これを本件についてみるに、原審の適法に確定したところによれば、(一)上告人は、もといわゆる総会屋で、「企業情報」と称する新聞を発行し、また、弟の主宰する出版社発行の月刊雑誌「時局」の販売に携わり、昭和五一年六月頃以降、被上告人から右新聞、雑誌の購読料の名目で定期的に金員の支払を受けてきた、(二)被上告人は、昭和五七年一〇月一日から改正商法(昭和五六年法律第七四号)が施行され、株主権の行使に関する利益供与が禁止されることとなるのを機会に、上告人との間の従来からの金員の授受等の関係も打ち切ることとし、同年八月から九月にかけて、上告人に対し、同年一〇月以降右新聞等の受領を一切取り止め、従来行ってきた金員の支払を一切しないこととする旨通告し、右通告どおり金員の支払を止めた、(三) 上告人も、被上告人から昭和五八年三月分まで購読料を受領していた右雑誌を同月まで送付したほか、被上告人に対する右新聞等の提供を止めた、(四) 上告人は、その頃まで被上告人の株式を保有したことはなかったが、同年三月に至り、被上告人の株式一〇〇株を取得し、同月一七日、名義書換手続を了したうえ、同月三一日、被上告人方を訪れ、被上告人の社長との面会を執拗に要求し、これを拒否されるや、「国龍会(上告人が副会長を務める政治結社)の街頭宣伝車で社長の自宅に会いに行く方法もある。」「株主総会までに会えなければ総会で会おう。」などと申し向けた、(五) そして、上告人は、被上告人に対し、同年四月一四日、株主名簿の閲覧及び謄写を求め、同月二三日、改めて株主名簿の謄写を請求した、(六)上告人は、被上告人から株主名簿を謄写する理由を問われ、同年五月七日、「株主の資産状況」と「株主の動向」とである旨回答した、(七) 被上告人は、上告人の請求の全部又は一部の撤回を求めて交渉をした、(八) 上告人は、被上告人の担当者に対し、「他社にも同じような請求をしたが、勘弁してくれというところは勘弁してやった。
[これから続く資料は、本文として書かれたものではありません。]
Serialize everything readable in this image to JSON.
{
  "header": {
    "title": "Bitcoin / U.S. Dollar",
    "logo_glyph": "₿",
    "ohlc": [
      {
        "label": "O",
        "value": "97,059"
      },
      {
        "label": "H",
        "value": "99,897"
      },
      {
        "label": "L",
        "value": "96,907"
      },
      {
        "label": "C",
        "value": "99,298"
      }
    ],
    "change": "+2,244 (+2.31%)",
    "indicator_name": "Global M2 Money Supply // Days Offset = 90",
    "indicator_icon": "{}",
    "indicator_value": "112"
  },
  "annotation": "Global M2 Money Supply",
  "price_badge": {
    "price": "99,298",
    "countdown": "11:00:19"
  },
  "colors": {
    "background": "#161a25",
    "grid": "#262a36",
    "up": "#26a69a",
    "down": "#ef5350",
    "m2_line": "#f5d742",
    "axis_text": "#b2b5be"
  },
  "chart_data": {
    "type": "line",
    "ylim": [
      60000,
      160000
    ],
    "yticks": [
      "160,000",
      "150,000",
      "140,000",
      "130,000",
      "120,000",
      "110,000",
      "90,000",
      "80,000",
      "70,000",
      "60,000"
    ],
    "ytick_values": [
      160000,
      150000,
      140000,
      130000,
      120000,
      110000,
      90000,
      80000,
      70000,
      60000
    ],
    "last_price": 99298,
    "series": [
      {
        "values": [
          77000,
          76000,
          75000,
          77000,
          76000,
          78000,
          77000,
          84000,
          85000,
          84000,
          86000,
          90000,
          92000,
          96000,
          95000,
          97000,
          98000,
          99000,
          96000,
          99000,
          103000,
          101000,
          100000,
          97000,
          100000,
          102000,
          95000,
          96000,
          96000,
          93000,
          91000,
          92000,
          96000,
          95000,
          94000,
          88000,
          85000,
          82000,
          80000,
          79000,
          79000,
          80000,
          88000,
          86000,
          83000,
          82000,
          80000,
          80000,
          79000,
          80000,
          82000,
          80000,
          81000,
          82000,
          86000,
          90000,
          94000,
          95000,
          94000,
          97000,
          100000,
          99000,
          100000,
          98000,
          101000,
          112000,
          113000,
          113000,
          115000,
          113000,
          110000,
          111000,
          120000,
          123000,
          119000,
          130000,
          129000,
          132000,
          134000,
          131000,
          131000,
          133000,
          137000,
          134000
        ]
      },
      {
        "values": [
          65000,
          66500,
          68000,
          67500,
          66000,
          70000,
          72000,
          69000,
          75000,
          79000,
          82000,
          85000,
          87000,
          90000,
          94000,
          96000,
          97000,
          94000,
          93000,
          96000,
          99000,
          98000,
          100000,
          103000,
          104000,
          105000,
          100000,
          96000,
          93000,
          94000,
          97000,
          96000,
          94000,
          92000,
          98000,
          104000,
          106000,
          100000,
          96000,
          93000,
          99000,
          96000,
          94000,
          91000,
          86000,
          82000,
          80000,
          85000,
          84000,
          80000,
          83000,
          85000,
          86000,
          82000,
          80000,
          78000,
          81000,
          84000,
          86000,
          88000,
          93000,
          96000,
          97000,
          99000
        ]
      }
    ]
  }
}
」「お宅ら、手ぶらでよう来たなあ。」「自分らなら、バランスシートだけでも株主総会を八、九時間はやれる。」などと申し向け、昭和五七年一〇月以降被上告人が上告人との間の金員の授受等の関係を打ち切ったことを難詰する趣旨の発言をし、「うちの街頭宣伝車を社長宅へ回しますよ。」「一つ頼むと土下座でもすれば、勘弁するつもりだった。」などと述べた、(九) 上告人は、株主名簿謄写の理由として右(六)の事由を示したが、その具体的内容を示したことはなく、右の目的のために、何らかの活動をしたということは全くなかった、(一〇)しかして、上告人の被上告人に対する株主名簿の閲覧及び謄写請求は、株主としての権利の確保等のためではなく、右新聞等の購読料名下の金員の支払を再開、継続させる目的をもってされた嫌がらせであるか、あるいは右金員の支払を打ち切ったことに対する報復としてされたものと推認することができる、というのである。
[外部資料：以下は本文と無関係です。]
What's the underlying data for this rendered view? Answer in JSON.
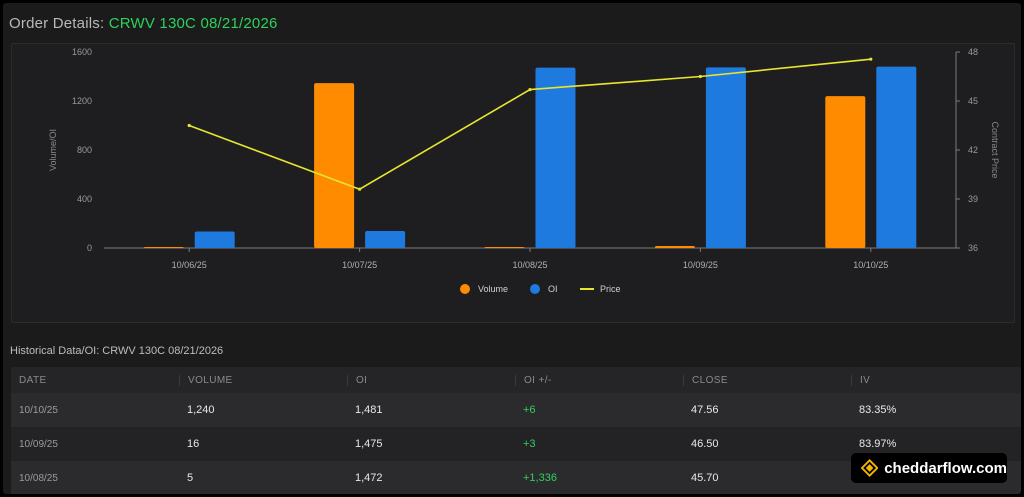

右の事実関係のもとにおいては、上告人の被上告人に対する株主名簿の閲覧及び謄写の請求は、その権利を濫用するものというべく、これが許されるべきものでないことは明らかである。上告人の請求を棄却すべきものとした原審の判断は、結局、右と同旨をいうものにほかならないから、正当として是認することができ、原判決に所論の違法はない。論旨は、原判決を正解しないでこれを論難するものにすぎず、採用することができない。

よって、民訴法四〇一条、九五条、八九条に従い、裁判官全員一致の意見で、主文のとおり判決する。